By Dr Anita Quye, Lecturer in Conservation Science, Centre for Textile Conservation.
Exposing textiles coloured with light-sensitive natural and synthetic dyes to light is risky. Even under controlled museum conditions with ultraviolet and short wavelength visible light removed, these dyes can fade. Why? Because visible light still has enough energy to change the molecular structures of dyes and their colour (chromophoric) properties.
When I am researching textiles in 18th c. and 19th c. dyeing manuals, I wonder about the fading risk for the light-sensitive dyes I expose to artificial lights in archival study rooms every time I turn a page. Could the wavelengths of visible light that dyes absorb most energy from for their colour be, ironically, the most damaging? Should and could dyed textiles be protected by filtered visible light?
My thoughts led to enthused discussions with Malcolm Innes, an experienced museum lighting design consultant and research fellow at Edinburgh Napier University. The LED lights Malcolm uses in his designs are favoured by museums, galleries and archives for their low carbon footprint. Malcolm now works with spectrally-tuned LEDs, primarily for aesthetic lighting effects. If eliminating specific visible wavelengths reduces the fade of light-sensitive dyes, then tuneable LED lights are viable for their protection. The result is a 12-week pilot study for our collaborative Filtered Light Project, with Dr Jing Han as our research assistant.
Our study innovatively combines exposing historically important light-sensitive textile dyes to visible light through narrow and broad bandpass filters with chemical analysis to assess chromophoric changes. Silks dyed with safflower, turmeric and magenta are being subjected to a daylight-through-glass equivalent in the CTC’s QSun XE1 light chamber under sequences of 10 nm and 60 nm bandpass filters spanning the visible light range. This follows much careful pre-planning and calculations to ensure the fabrics are exposed to comparable amounts of irradiance in the different light bands, plus a schedule to sample them at appropriate times to track and compare chemical changes to the dyes. The exposed dyes are being analysed by the CTC’s ultra-high performance liquid chromatography with photodiode array detection (UHPLC-PDA) to assess chemicals changes to the dye chromophores even before noticeable colour loss. A few days’ exposure is already producing anticipated fading at visible wavelengths at and around absorption maxima for the dyes.

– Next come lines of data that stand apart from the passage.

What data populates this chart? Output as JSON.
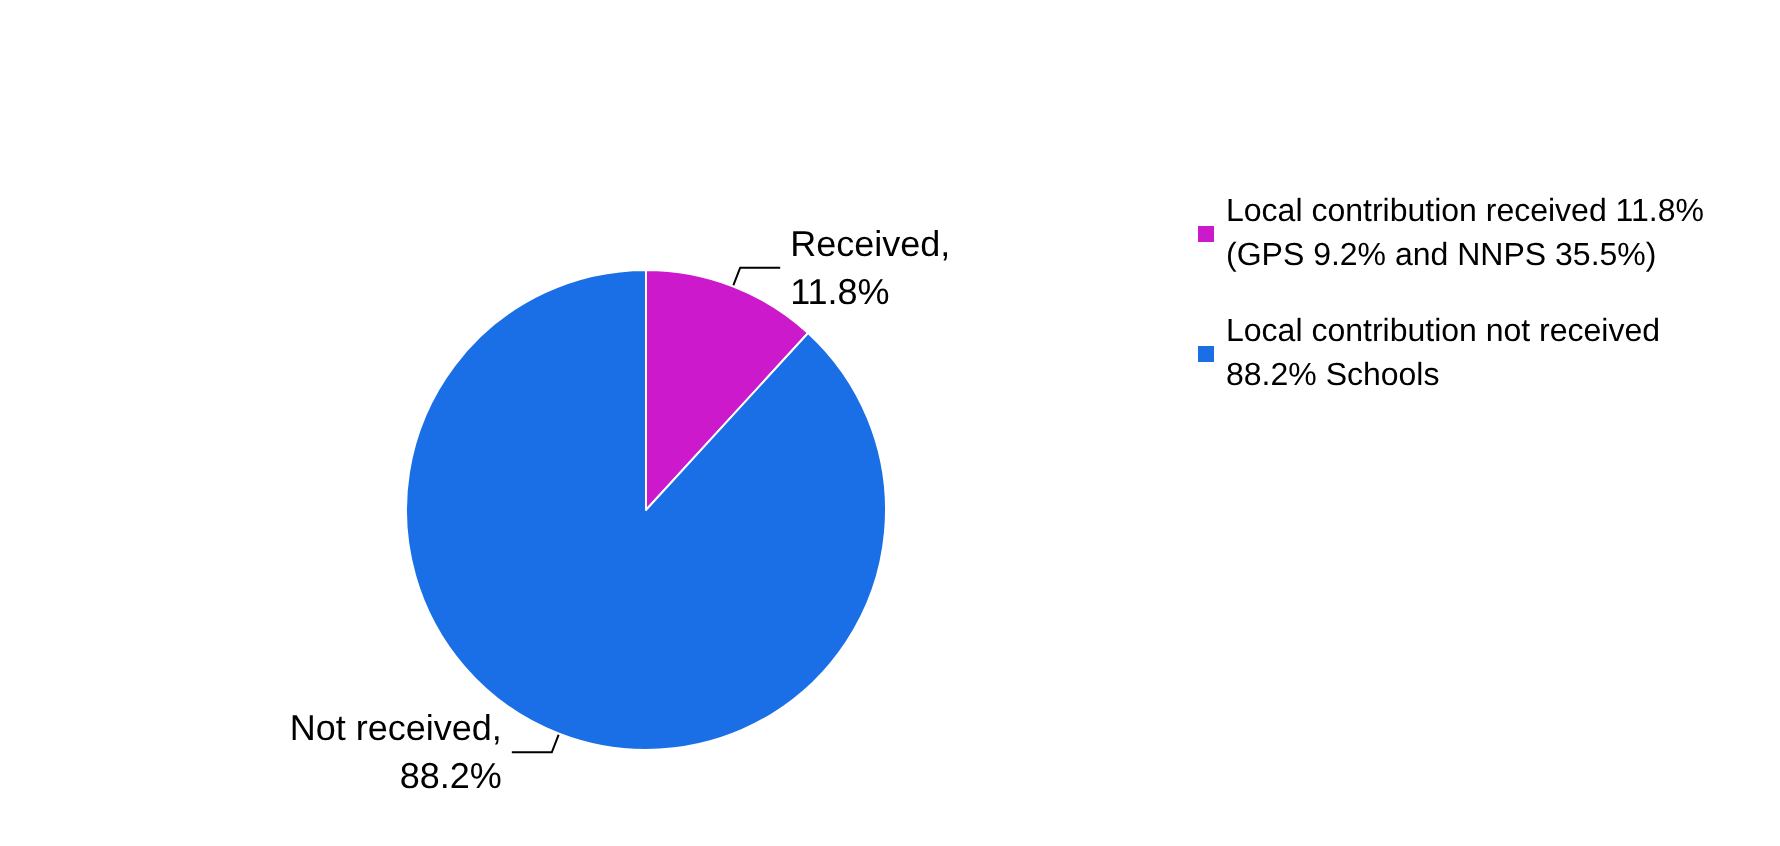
{
  "chart_data": {
    "type": "pie",
    "categories": [
      "Local contribution received 11.8% (GPS 9.2% and NNPS 35.5%)",
      "Local contribution not received 88.2% Schools"
    ],
    "values": [
      11.8,
      88.2
    ],
    "colors": [
      "#cc19cc",
      "#1a6fe6"
    ],
    "value_labels": [
      "Received, 11.8%",
      "Not received, 88.2%"
    ],
    "legend": "right"
  }
}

This pilot project, which completes at the end of June, will test our experimental approach and identify visible light wavelengths to tune out in LED lighting for light-sensitive dyes. By then MPhil Textile Conservation student, Michelle Hunter, will have her dissertation research underway to assess real-time chemical and colour changes to magenta dyed fabrics exposed to different room and display lighting. Outcomes from the pilot study and Michelle’s dissertation will shape the fuller Filtered Light Project, which will also consider the aesthetic impact of tuneable lighting on dyed textiles.
The project team expresses sincere thanks to: the Textile Conservation Foundation for funding this pilot study and Napier University School of Arts and Creative Industries for purchasing the bandpass filters; Dr David Saunders (formerly British Museum and recent guest scholar at the Getty Conservation Institute) and Joe Padfield (National Gallery, London) for supportive and informative light-ageing email discussions; David Thomson (Glasgow Museums) for stimulating display lighting conversations; and Christopher Iannarelli and Linda Ramsey (National Record Scotland) for the expertly-cut natty acid-free card holders for the bandpass filters.